Die Schule fordert eine "indiviualisierte Verantwortungsübernahme für die eigene Leistung". Schulleiterin Judith Bauch benutzt Schlagworte wie "fächerübergreifendes und projektorientiertes Lernen" oder eine "vorbereitete Lernumgebung". Es sind Themen, die in Bildungsdebatten immer wieder auftauchen - hier scheinen sie zu funktionieren.
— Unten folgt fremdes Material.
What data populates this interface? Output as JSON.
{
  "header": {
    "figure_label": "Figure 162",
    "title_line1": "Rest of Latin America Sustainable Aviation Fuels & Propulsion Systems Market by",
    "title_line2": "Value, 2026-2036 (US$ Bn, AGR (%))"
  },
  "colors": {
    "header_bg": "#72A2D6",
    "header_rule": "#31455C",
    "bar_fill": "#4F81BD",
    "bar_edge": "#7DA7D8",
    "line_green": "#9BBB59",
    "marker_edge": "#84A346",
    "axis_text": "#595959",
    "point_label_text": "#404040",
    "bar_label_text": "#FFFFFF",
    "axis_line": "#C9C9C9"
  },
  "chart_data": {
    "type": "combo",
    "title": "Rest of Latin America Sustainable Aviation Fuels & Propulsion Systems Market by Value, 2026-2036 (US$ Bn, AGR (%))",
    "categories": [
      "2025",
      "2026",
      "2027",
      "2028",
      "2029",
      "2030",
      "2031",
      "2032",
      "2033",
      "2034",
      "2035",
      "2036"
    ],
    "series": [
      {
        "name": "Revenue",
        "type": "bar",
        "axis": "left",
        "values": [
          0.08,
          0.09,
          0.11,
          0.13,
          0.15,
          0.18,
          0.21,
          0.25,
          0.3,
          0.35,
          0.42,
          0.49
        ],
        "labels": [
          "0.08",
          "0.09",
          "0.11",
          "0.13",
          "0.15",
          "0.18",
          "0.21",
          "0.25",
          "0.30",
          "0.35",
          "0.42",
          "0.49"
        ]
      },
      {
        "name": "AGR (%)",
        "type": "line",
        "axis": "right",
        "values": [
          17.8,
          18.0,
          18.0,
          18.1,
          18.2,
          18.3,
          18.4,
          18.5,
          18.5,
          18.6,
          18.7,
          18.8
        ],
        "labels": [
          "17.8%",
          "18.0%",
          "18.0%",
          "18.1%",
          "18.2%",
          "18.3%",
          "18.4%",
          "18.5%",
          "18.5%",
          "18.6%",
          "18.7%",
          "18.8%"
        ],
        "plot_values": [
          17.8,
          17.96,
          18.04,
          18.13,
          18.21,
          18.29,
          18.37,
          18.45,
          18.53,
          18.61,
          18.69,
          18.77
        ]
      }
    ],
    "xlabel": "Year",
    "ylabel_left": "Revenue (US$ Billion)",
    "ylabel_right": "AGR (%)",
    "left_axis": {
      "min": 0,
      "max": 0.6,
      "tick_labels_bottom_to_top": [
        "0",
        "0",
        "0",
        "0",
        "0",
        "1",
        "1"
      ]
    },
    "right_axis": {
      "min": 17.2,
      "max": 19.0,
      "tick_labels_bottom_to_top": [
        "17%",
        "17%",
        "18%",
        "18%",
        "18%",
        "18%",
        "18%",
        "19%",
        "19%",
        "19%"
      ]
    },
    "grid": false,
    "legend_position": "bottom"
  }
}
2008 wurde die Schule neu gegründet. Am Konzept waren von Anfang an auch Eltern beteiligt. Schulleiterin Bauch sagt, die Unterschiede lägen womöglich darin, dass die Pädagogen den Schülern "zugewandt" seien und den "Lernenden zuhören, was die für Ideen haben". Das Kollegium definiere sich als Lernbegleitung.
Verantwortung für sich und andere
Bauch sieht Vorteile in ihrem Ansatz, die ihren Schülern auch später noch zugute kommen: "Ich glaube, dass die Kinder und Jugendlichen ihre Stärken und ihre Schwächen kennen." Alle hätten gelernt, Verantwortung für sich und andere zu übernehmen.
In der Lerngruppe von Lehrerin Lautenbach geht die Besprechung zu Ende. "Wir müssten dann spätestens am Dienstag die Einteilung machen, wer wann dafür zuständig ist, über den Hof zu gehen und Papier einzusammeln", sagt Lehrerin Bauch und schaut in die Runde. Es gibt keine Widerrede.